Para Dick todo arte es política. No olvidar eso. Dick es posiblemente uno de los autores más plagiados del siglo XX. Para Fresán, "La flecha del tiempo", de Martin Amis, es un plagio descarado de "El mundo contra reloj". Yo prefiero creer que Amis rinde con esta novela un tributo a Dick o a algún antecesor del mismo Dick (no olvidemos que su padre, el poeta Kingsley Amis, también cultivó la ciencia ficción y fue un gran lector de este género).

Dick es el escritor norteamericano de estos últimos años (junto a Burroughs) que más ha influido en poetas, novelistas y ensayistas no norteamericanos. Dick es bueno incluso cuando es malo y me pregunto, aunque ya sé la respuesta, de qué escritor latinoamericano se podría decir lo mismo. Dick expresa el dolor de forma tan contundente como Carson McCullers. Sin embargo "Sivainvi" es más inquietante que cualquier novela de McCullers. Dick parece, en determinadas ocasiones, el rey de los mendigos, y en otras el millonario oculto y misterioso, y con esto quizá nos quiso decir que ambos papeles son en realidad uno solo. Dick escribió "Dr. Bloodmoney", que es una obra maestra, y revolucionó la nueva narrativa norteamericana, en 1962, con "El hombre en el castillo", pero también escribió novelas que nada tienen que ver con la ciencia ficción, como las "Confesiones de un artista de mierda", escrita en 1959 y publicada en 1975, lo que demuestra bien a las claras el afecto que la industria editorial norteamericana le profesaba.

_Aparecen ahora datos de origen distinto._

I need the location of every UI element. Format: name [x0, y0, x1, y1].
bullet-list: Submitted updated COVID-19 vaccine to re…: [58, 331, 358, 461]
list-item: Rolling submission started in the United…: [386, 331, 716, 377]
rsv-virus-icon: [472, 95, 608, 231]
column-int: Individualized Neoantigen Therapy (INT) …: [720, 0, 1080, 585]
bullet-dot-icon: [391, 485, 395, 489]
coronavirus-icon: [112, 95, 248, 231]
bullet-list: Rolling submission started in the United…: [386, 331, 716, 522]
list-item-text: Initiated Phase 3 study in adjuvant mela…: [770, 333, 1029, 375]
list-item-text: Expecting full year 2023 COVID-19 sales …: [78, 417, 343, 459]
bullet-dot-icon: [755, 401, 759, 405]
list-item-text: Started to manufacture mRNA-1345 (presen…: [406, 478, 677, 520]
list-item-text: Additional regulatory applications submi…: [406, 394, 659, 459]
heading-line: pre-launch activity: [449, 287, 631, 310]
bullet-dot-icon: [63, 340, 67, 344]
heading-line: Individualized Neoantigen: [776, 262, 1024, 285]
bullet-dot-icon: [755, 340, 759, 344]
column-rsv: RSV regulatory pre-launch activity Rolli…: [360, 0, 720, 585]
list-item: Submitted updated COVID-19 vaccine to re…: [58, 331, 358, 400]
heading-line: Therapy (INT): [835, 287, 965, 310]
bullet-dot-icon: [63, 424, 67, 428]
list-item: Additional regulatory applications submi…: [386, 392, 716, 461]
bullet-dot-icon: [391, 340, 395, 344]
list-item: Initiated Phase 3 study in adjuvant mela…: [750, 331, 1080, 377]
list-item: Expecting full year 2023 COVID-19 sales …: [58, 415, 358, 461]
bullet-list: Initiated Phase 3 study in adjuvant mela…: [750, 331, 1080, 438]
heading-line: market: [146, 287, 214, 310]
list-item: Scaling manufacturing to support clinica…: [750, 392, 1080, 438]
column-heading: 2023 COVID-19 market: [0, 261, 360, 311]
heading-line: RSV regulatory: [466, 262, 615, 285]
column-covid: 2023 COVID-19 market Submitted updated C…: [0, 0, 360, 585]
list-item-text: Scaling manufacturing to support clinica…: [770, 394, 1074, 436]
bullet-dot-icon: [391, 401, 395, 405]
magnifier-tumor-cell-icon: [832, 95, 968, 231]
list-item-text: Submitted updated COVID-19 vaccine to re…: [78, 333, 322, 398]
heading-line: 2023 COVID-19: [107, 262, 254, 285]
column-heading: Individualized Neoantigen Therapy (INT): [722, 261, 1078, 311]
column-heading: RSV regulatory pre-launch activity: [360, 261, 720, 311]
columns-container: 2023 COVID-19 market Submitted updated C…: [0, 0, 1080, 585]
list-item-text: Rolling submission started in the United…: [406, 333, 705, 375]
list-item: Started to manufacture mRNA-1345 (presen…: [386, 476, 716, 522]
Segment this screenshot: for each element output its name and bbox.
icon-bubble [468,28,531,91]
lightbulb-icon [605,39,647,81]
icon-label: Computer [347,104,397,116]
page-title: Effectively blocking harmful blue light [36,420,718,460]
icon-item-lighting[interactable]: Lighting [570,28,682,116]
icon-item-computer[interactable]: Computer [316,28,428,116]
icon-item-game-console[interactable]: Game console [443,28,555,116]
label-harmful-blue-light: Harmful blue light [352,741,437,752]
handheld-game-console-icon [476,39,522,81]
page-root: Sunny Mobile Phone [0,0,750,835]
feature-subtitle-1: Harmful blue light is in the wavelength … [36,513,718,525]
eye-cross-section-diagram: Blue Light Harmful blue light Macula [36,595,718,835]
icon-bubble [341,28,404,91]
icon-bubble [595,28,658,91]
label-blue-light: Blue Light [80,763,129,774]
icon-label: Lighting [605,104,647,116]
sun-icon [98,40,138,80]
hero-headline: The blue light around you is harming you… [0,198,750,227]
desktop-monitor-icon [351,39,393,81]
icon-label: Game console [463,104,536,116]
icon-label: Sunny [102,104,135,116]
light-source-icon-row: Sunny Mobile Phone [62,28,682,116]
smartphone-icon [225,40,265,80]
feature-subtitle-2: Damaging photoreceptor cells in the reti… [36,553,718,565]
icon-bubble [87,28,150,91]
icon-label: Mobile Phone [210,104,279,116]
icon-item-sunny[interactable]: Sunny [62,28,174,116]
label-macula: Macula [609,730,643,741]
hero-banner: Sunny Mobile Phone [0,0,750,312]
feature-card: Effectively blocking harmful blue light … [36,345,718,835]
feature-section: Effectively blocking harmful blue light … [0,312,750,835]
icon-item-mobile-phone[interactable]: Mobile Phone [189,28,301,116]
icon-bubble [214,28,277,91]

Hay tres imágenes del Dick real que siempre llevaré conmigo, junto a sus innumerables libros. Primera imagen: Dick y todos sus matrimonios, ese gasto incesante en divorcios californianos. Segunda imagen: Dick y algunos miembros del Black Panther que lo visitan en su casa, con un automóvil del FBI detenido en la acera de enfrente. Tercera imagen: Dick y su hijo enfermo y las voces que escucha dentro de su cerebro y que le aconsejan volver otra vez al médico, sugerirle otro tipo de enfermedad, muy rara, más grave, cosa que Dick hace, y los médicos se dan cuenta de su error, y operan de urgencia y salvan la vida al niño.